Reflections | How men could be married to four wives at once and make it work - Stanley Ho did
- Taking concubines was common in China, Hong Kong and Singapore until the mid-20th century. The children of principal and minor wives had a different status
- By convention a concubine’s son only could be promoted to the top rank if the principal wife had no sons, but men bent the rules for the wife they loved most

Like Ho, my maternal grandfather had four “co-wives”, but unlike Ho, he wasn’t a billionaire. He wasn’t even particularly well off. He came into a bit of money from his father, a Chinese sugar cane plantation worker in Cuba made good, and opened a tailor’s shop on North Bridge Road, in Singapore.
In time, he took four wives and installed all four households under one roof. According to my mother, a child of wife No 2, relations were often fractious, but by and large the wives and their 17 children got along.
Polygamy was practised in China until the middle of the 20th century.

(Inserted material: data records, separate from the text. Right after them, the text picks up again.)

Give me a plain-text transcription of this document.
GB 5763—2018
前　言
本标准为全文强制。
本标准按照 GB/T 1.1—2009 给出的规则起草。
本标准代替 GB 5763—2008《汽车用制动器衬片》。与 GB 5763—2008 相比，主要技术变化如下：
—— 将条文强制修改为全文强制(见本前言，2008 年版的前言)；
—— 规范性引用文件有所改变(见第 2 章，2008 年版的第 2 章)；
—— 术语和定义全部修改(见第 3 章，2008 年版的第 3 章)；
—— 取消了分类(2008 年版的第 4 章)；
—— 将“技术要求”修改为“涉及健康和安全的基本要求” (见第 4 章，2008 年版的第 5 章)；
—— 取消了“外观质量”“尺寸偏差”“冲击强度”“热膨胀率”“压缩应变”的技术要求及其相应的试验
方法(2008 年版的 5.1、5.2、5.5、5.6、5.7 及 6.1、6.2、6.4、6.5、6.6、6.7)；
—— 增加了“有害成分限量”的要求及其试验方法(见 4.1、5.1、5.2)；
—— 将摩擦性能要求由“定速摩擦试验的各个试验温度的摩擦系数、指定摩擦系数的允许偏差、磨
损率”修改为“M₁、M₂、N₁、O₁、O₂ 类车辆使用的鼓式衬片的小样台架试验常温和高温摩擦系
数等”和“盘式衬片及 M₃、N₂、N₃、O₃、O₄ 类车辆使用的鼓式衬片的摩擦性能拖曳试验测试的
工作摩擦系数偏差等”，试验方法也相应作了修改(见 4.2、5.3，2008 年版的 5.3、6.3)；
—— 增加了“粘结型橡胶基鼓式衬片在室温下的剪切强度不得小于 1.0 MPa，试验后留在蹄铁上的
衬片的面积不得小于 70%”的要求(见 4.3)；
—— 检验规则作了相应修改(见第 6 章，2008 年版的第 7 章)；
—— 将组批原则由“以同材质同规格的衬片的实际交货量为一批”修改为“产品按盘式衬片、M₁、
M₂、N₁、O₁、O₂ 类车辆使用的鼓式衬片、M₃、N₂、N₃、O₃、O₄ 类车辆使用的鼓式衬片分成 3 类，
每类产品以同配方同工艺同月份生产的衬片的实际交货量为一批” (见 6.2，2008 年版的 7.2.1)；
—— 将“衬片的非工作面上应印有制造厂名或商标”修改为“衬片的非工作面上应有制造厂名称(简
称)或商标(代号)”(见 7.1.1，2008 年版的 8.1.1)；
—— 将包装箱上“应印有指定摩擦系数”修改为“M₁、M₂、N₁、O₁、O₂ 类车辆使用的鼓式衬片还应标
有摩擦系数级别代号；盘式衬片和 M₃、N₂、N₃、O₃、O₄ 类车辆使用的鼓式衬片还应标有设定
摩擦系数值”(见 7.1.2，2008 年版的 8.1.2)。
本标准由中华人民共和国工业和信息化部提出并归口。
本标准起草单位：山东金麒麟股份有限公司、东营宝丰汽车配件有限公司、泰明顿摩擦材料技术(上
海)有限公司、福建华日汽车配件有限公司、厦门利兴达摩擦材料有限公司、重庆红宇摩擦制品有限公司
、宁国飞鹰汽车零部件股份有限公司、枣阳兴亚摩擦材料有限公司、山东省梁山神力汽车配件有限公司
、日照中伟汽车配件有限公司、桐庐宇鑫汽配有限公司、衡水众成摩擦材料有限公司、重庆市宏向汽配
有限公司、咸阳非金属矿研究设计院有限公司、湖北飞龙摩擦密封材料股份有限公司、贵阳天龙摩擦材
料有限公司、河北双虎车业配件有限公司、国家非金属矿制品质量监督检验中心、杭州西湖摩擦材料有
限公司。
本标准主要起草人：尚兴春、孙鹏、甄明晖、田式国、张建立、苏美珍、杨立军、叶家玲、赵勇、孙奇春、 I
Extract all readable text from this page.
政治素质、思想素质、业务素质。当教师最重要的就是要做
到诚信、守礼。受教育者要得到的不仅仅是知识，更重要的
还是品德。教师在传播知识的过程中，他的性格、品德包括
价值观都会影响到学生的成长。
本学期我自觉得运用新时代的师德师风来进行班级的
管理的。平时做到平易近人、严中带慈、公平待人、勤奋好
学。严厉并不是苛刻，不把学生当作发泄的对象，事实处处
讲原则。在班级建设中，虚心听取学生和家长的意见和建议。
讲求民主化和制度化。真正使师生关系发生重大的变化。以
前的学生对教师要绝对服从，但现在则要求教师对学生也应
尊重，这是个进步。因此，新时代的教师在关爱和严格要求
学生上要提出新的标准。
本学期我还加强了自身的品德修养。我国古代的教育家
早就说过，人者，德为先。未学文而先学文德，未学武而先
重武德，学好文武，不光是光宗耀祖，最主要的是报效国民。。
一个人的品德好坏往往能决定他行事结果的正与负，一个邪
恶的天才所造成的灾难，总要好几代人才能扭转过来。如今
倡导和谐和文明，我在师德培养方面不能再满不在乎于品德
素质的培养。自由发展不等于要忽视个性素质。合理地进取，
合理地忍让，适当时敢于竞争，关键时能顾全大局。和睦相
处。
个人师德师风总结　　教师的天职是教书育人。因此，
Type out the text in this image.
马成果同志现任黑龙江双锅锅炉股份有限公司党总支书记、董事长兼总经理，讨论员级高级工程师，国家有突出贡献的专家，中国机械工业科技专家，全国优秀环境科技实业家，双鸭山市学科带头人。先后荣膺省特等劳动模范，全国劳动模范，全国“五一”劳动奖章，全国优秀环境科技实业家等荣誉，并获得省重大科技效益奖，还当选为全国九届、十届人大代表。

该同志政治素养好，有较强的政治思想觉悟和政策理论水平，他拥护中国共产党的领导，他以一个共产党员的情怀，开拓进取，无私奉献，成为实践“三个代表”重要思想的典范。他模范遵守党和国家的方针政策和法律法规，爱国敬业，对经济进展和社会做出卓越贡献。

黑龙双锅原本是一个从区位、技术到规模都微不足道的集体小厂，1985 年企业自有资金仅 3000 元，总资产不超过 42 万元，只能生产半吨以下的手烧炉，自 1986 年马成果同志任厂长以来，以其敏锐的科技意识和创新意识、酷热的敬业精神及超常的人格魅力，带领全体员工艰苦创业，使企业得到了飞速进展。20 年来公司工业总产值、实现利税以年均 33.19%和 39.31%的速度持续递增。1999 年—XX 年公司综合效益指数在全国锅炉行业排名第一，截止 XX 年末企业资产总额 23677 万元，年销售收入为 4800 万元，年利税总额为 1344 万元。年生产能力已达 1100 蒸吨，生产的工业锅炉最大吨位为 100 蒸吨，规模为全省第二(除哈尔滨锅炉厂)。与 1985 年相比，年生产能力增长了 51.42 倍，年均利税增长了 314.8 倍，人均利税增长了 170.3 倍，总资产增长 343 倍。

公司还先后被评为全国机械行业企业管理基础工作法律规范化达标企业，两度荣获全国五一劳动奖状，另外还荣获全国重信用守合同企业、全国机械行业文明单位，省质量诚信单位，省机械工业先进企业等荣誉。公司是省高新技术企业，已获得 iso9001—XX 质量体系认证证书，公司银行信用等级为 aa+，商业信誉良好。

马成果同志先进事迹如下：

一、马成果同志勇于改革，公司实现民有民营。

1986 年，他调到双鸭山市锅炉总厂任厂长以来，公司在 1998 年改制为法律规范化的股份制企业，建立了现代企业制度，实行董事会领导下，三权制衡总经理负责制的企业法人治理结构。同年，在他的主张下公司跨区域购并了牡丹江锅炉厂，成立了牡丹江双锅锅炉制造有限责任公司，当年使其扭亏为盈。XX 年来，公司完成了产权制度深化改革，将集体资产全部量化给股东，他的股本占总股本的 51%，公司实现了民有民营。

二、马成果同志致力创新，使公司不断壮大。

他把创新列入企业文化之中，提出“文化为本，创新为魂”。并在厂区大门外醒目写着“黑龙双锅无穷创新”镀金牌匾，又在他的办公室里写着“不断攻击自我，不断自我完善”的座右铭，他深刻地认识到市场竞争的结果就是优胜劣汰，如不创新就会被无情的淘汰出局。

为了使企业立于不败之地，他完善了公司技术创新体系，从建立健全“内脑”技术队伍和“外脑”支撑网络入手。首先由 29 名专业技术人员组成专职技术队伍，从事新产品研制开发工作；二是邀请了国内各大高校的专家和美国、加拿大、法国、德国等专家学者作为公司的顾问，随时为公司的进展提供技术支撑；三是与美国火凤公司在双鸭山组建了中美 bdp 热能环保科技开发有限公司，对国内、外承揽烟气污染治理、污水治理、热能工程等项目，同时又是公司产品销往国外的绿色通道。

To regulate family life and protect the legal rights of the individuals involved, the ancient Chinese devised the dishu system to govern polygamous arrangements.
A man had a principal wife (diqi), whom he wed in a formal ceremony with multiple witnesses. Any other woman he might marry, before or after his principal wife, was a secondary wife or concubine (shuqi), who would usually be introduced into the household with little or no fanfare.